SORCERER TO THE CROWN by Zen Cho would have gotten an almost completely glowing write-up here if I’d written this a couple of days ago. Now that I’ve had time to think on the book, it’s slightly less glowing—but don’t get me wrong, I still enjoyed it immensely (cover by Eric Williams, all rights remain with current holder). There will be spoilers — you’ve been warned (sorry, but I can’t say what I learned without discussing the ending).
The setting is Britain during the Napoleonic wars, probably around 1800. Magic works, though by common pact with France, wizards stay out of the war. One of the two protagonists, Zacharias, is the new Sorcerer Royal, and he’s also an emancipated slave, bought by the previous sorcerer, Sir Stephen and emancipated due to his innate talent. When things go wrong (England’s facing a decline in magic due to issues in Fairyland), it’s very easy to blame Zacharias as he’s Not a Real Englishman.
Early on Zacharias’ friend Rollo gets him to make a speech at a girl’s school where young ladies with magic are trained to suppress it (unwomanly, don’t you know). One of the girls, Prunella, is half-Indian and has a magical inheritance from her father, so she dragoons Zacharias into helping her exploit it. That includes finding a way to marry rich, because Prunella knows the only way the Royal Society won’t just steal her inheritance (three familiars) is if she acquires enough standing in society they can’t touch her.
WHAT I LEARNED: The most interesting lesson is Cho’s handling of race, gender and class (which is part of what inspired her book). Zacharias is always conscious of his black skin, how it sets him apart, and how it makes him a target. He’d be having problems anyway, but being black makes them worse. Prunella confronts the narrow options for women and resolves to smash through the glass ceiling; it works much better for me than many stories of 19th-century women rebelling, probably because Cho deals with the system, not just Prunella’s personal dream (and maybe because Prunella’s willing to plunge into the marriage mart rather than avoid it). And as Luther Siler points out, the whole structure of British magical society involves ignoring that ordinary folks routinely throw magic around, including women (much as countless lower-class women working didn’t shake the era’s view that women didn’t work).

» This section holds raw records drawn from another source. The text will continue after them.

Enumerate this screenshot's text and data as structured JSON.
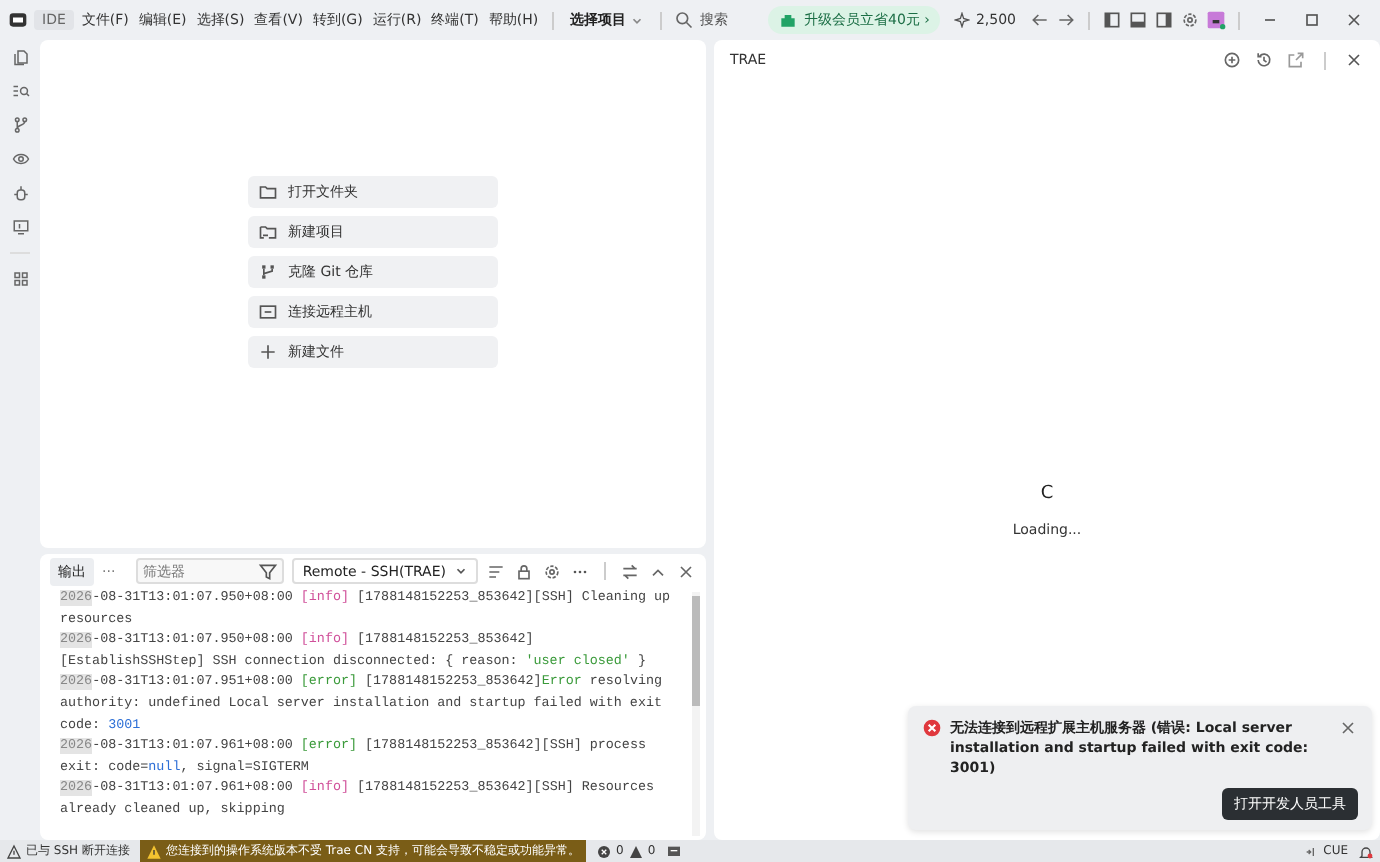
{
  "title_bar": {
    "mode": "IDE",
    "menus": [
      "文件(F)",
      "编辑(E)",
      "选择(S)",
      "查看(V)",
      "转到(G)",
      "运行(R)",
      "终端(T)",
      "帮助(H)"
    ],
    "project": "选择项目",
    "search": "搜索",
    "upgrade": "升级会员立省40元 ›",
    "credits": "2,500"
  },
  "welcome": {
    "actions": [
      "打开文件夹",
      "新建项目",
      "克隆 Git 仓库",
      "连接远程主机",
      "新建文件"
    ]
  },
  "panel": {
    "tabs": [
      {
        "label": "输出",
        "selected": true
      }
    ],
    "more": "···",
    "filter": {
      "placeholder": "筛选器"
    },
    "channel": "Remote - SSH(TRAE)",
    "log": [
      {
        "year": "2026",
        "time": "-08-31T13:01:07.950+08:00",
        "level": "[info]",
        "kind": "info",
        "message": [
          {
            "kind": "plain",
            "text": "[1788148152253_853642][SSH] Cleaning up resources"
          }
        ]
      },
      {
        "year": "2026",
        "time": "-08-31T13:01:07.950+08:00",
        "level": "[info]",
        "kind": "info",
        "message": [
          {
            "kind": "plain",
            "text": "[1788148152253_853642][EstablishSSHStep] SSH connection disconnected: { reason: "
          },
          {
            "kind": "string",
            "text": "'user closed'"
          },
          {
            "kind": "plain",
            "text": " }"
          }
        ]
      },
      {
        "year": "2026",
        "time": "-08-31T13:01:07.951+08:00",
        "level": "[error]",
        "kind": "error",
        "message": [
          {
            "kind": "plain",
            "text": "[1788148152253_853642]"
          },
          {
            "kind": "string",
            "text": "Error"
          },
          {
            "kind": "plain",
            "text": " resolving authority: undefined Local server installation and startup failed with exit code: "
          },
          {
            "kind": "number",
            "text": "3001"
          }
        ]
      },
      {
        "year": "2026",
        "time": "-08-31T13:01:07.961+08:00",
        "level": "[error]",
        "kind": "error",
        "message": [
          {
            "kind": "plain",
            "text": "[1788148152253_853642][SSH] process exit: code="
          },
          {
            "kind": "number",
            "text": "null"
          },
          {
            "kind": "plain",
            "text": ", signal=SIGTERM"
          }
        ]
      },
      {
        "year": "2026",
        "time": "-08-31T13:01:07.961+08:00",
        "level": "[info]",
        "kind": "info",
        "message": [
          {
            "kind": "plain",
            "text": "[1788148152253_853642][SSH] Resources already cleaned up, skipping"
          }
        ]
      }
    ]
  },
  "side_panel": {
    "title": "TRAE",
    "logo": "C",
    "status": "Loading..."
  },
  "notification": {
    "message": "无法连接到远程扩展主机服务器 (错误: Local server installation and startup failed with exit code: 3001)",
    "action": "打开开发人员工具"
  },
  "status_bar": {
    "remote": "已与 SSH 断开连接",
    "warning": "您连接到的操作系统版本不受 Trae CN 支持，可能会导致不稳定或功能异常。",
    "errors": "0",
    "warnings": "0",
    "cue": "CUE"
  }
}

At the same time, none of this bogs down the book (contrary to the anti-social justice theory of specfic). It’s fun, lively, full of vivid characters and magical scenes.

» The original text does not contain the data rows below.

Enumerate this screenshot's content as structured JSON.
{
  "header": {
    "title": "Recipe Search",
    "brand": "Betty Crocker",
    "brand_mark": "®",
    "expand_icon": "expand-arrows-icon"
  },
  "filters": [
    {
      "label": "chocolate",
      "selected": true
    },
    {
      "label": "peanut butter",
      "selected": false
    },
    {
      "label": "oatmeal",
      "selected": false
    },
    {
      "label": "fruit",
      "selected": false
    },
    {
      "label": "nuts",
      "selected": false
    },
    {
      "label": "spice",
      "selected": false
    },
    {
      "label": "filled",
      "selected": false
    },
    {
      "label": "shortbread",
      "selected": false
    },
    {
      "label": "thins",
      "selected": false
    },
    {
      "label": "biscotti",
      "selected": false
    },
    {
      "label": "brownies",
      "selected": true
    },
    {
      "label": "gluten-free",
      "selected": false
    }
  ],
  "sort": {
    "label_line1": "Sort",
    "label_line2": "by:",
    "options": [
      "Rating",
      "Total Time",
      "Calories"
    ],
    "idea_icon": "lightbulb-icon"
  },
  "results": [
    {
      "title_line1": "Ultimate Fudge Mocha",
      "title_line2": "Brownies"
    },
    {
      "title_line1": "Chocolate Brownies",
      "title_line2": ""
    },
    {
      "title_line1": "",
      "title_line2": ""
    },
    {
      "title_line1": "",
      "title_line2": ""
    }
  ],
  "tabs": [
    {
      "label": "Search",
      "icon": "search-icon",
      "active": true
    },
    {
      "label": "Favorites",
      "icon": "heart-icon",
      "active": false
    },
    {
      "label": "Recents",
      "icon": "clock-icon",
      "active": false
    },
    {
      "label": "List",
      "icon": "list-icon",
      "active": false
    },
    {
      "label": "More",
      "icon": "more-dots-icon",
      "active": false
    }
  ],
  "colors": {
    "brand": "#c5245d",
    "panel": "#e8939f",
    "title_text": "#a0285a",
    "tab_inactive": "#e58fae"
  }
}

•Don’t lose hold of POV. I think Cho may be trying for a Jane Austen style omniscient viewpoint, but it feels at times like she’s just switching from one third-person viewpoint to another within the middle of a scene. If I hadn’t liked the book so much, I’d be citing the sloppy POV shifts as a major flaw, but I like it enough to live with it.

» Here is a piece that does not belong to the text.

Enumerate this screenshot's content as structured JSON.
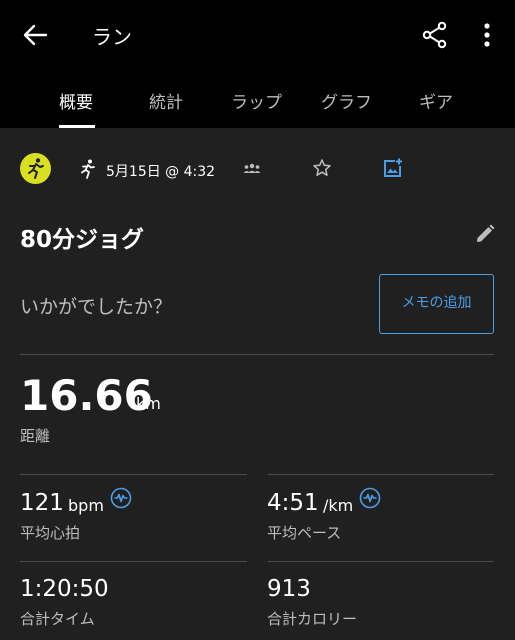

•Don’t strain to keep secrets. It turns out that Rollo, the guy mentioned above, is one sorcerer’s familiar. This is a big ending reveal, and it doesn’t make sense: Zacharias knows this but none of his POV scenes refer to Rollo as anything but a flippant fop. That’s just cheating. Likewise the discussions of familiars somehow always avoid, even in internal monologue, revealing that familiars get your soul when you die. In hindsight that’s also implausible, just setting up for another big reveal.
•Magical magic does have drawbacks. Cho’s vague, undefined thaumaturgy feels much more magical to me than formal “magic systems” like the one in, say, Alloy of Law. However as Sanderson says, not understanding how the magic works weakens the plot. Magic seems plentiful and (in Prunella’s school, for instance), quite effective, so what difference does the decline make? Why can’t sorcerers manage without familiars and keep their souls? Clarifying those points would have made the stakes clearer.
•Killing an innocent does not a hero make. At the climax, Prunella saves Zacharias from having his soul slowly eaten by letting his familiar devour one of her familiars, Nidget, instead. Familiars fall somewhere between a loyal servant and a trusted pet and coldbloodedly killing it just felt wrong. Really wrong. It doesn’t fit the light-hearted tone of most of the book, and I don’t think “I must save Zacharias, I love him!” justifies it (it’s closer to Yuno’s cold-blooded killing for her boyfriend in the anime Future Diary). Maybe it’s setting up to make Prunella darker in later books, but at this point it feels like Cho misstepped.
But I’m still looking forward to Book Two.